Toutes les équipes s'accordent sur un point : vivement la fin. "J'ai l'impression que sur les courses d'un jour, on joue un classement général en même temps, à la place de courir juste, c'est un peu n'importe quoi", regrette Rik Verbrugghe relayé par le directeur sportif de Cofidis Alain Deloeuil. "On en arrive à des situations absurdes où on ne laisse pas un tel ou un tel d'une équipe en particulier. Ce n'est pas ça le vélo. On roule pour gagner, pas pour avoir des points." Cette lutte a également des répercussions pour les "petites" équipes. "Pour nous, c'est encore plus compliqué de faire un résultat sur une Classe 1 ou une ProSeries, car les plateaux sont bien fournis", soutient le directeur sportif de Geofco-Doltcini-Matériel-vélo.com Pascal Pieterarens qui prend l'exemple de son coureur Stijn Siemons. "Il est meilleur que l'an passé. Il a progressé dans ses données de puissance et pourtant, ses résultats sont moins bons." Son collègue chez Minerva Preben Van Hecke le comprend. "C'est plus difficile, mais ça veut dire que quand tu claques un résultat, il en vaut vraiment la peine. La 2e place de Thimo Willems à la Brussels Cycling Classic est plus significative qu'avant."

Même constat pour la ProTeam belge Bingoal-Pauwels Sauces-WB. "Il n'y a plus de petite course où on peut prendre la course en main. C'est un peu décourageant pour nos garçons, mais pas uniquement. On remarque aussi qu'on a moins de points UCI que l'an dernier. Je pense qu'on a 800 points UCI de moins que l'an dernier", déplore le manager Christophe Brandt qui ne comprend pas pourquoi des équipes WorldTour parviendraient à se sauver en engrangeant des points dans l'Europe Tour. "Le WorldTour, c'est la Ligue des Champions du vélo. Tu ne gagnes pas en Ligue des Champions alors tu viens te sauver dans ton championnat national ? Mérites-tu vraiment ta place parmi l'élite du cyclisme ? Si le système le permet, ok. Finalement, une WorldTeam va peut-être devoir son salut aux points pris à Zottegem ou pire encore à la Merksem Classic. Est-ce que ça fait avancer le vélo ? J'en doute."

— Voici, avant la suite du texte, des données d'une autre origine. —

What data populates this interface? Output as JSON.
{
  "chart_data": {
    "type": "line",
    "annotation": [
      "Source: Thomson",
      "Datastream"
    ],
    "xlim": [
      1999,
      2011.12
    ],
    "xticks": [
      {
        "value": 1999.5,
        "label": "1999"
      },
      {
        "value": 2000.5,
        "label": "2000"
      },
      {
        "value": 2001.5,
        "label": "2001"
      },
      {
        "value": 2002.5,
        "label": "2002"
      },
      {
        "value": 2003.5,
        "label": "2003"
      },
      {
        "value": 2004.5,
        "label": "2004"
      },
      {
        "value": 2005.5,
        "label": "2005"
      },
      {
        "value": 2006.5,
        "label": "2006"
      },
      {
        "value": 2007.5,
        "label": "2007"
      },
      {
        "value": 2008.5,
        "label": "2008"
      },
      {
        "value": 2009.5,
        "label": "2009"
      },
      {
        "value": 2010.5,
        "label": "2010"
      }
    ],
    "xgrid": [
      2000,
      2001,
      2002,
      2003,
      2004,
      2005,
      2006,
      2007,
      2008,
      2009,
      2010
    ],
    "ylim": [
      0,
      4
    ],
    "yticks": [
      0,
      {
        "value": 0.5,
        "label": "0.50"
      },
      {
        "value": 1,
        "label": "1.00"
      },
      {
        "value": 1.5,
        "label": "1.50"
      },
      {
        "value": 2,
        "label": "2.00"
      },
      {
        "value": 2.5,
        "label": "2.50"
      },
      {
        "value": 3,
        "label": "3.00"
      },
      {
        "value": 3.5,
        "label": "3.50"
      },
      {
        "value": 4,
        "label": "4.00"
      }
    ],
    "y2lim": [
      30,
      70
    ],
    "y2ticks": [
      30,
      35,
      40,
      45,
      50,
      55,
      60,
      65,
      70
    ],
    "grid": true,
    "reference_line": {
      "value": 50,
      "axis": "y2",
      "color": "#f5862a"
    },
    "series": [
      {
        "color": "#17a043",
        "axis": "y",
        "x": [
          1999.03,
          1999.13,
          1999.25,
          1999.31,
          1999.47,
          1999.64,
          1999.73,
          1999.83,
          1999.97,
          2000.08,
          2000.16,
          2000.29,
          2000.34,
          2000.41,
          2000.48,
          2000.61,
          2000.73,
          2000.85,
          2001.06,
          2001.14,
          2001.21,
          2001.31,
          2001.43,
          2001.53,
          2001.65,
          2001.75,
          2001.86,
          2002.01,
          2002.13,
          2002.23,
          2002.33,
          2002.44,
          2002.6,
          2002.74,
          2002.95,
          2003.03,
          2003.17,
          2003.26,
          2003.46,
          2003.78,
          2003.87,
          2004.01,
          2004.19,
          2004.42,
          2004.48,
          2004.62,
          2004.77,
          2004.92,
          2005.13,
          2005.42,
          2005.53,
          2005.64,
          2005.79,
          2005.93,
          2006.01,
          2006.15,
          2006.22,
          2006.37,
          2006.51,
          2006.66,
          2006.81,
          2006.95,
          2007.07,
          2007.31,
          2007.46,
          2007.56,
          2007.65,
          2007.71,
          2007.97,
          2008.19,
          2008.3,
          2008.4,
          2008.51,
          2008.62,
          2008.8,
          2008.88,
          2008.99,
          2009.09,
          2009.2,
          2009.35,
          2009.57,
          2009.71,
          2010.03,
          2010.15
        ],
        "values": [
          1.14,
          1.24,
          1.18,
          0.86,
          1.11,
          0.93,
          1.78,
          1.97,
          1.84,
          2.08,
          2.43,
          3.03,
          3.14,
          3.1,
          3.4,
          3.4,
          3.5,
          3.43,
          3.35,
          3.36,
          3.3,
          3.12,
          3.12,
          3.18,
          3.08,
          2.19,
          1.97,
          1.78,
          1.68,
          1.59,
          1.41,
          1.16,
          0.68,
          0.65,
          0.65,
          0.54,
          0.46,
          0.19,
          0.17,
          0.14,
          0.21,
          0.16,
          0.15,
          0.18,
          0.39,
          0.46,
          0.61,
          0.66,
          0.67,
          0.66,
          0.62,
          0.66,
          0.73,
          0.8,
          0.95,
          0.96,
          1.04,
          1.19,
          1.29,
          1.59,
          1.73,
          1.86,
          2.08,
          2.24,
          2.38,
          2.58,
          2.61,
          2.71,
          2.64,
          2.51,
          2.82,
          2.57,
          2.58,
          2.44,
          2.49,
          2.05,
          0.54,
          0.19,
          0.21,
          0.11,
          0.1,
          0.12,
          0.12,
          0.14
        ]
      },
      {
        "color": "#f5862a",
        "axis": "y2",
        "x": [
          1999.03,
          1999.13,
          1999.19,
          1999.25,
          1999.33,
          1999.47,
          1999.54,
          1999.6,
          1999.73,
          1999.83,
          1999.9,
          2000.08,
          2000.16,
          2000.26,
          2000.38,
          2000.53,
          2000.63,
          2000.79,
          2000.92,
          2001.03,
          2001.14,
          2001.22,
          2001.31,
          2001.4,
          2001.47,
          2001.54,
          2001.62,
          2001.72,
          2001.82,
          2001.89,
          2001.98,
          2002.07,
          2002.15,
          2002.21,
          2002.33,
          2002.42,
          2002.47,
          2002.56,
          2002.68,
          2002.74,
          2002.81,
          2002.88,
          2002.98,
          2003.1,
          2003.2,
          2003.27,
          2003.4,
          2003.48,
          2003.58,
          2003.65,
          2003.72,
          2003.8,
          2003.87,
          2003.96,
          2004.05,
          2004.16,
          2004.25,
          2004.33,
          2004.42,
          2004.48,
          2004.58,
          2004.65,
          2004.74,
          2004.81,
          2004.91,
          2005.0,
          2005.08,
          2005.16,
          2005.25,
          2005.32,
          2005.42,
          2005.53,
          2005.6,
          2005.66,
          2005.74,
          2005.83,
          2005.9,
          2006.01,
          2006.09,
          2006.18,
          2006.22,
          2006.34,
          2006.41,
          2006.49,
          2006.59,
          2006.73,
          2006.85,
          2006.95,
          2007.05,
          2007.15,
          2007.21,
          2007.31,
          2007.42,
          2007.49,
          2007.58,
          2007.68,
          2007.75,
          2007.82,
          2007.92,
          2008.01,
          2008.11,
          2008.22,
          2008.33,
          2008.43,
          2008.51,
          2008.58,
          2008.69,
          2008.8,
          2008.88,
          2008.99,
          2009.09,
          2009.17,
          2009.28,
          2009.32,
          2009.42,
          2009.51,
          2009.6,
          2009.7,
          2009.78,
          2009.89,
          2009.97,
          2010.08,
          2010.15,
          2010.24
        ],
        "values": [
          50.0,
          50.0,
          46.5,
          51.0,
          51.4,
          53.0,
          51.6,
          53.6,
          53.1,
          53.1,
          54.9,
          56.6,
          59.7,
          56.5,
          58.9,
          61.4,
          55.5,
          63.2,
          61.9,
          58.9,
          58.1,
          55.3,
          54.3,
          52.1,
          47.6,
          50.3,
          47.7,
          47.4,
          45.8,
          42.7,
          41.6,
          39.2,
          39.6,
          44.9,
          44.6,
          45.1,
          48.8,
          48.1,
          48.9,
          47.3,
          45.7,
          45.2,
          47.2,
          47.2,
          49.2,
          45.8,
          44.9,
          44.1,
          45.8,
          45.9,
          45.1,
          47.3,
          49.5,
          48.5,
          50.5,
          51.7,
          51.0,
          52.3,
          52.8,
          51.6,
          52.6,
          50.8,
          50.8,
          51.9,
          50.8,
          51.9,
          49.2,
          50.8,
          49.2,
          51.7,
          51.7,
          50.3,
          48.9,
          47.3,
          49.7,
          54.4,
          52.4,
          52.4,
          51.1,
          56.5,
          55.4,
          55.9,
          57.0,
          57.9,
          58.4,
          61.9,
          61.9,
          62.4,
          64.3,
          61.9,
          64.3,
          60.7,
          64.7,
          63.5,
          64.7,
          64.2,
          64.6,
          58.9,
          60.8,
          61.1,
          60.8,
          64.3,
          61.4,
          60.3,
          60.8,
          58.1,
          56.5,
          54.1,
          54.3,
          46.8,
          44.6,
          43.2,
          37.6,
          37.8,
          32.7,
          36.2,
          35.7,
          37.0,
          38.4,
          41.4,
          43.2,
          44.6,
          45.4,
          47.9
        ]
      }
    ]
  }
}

LE BARÈME DES POINTS REMIS EN QUESTION

La Schaal Sels Merksem, Classe 1, disputée dimanche dernier et remportée par Arnaud De Lie (Lotto-Soudal) symbolise le problème de la répartition des points. "Une course de 114 kilomètres pour 125 points ? Il y a plus de points que de kilomètres. C'est honteux", s'insurge Alain Deloeuil relayé par Yvon Caër. "Alors que celui qui fait 6e au sommet de l'Alpe d'Huez au Tour n'a pas de point, ce n'est pas un système équilibré." Alain Deloeuil prend la course d'Overijse en exemple. "Les deux sont en Classe 1 et à la Course aux Raisins, on se retrouve avec Mathieu Van der Poel, Arnaud Démare, Biniam Girmay et j'en passe pour le même montant de points. Ce n'est pas logique. Le Tour du Limousin et le Tour de l'Ain, ce sont des épreuves par étapes, il n'y a que 125 points." Même le vainqueur du jour, Matis Louvel estimait que le niveau de la Course aux Raisins était comparable à celui d'une ProSeries (lire ici).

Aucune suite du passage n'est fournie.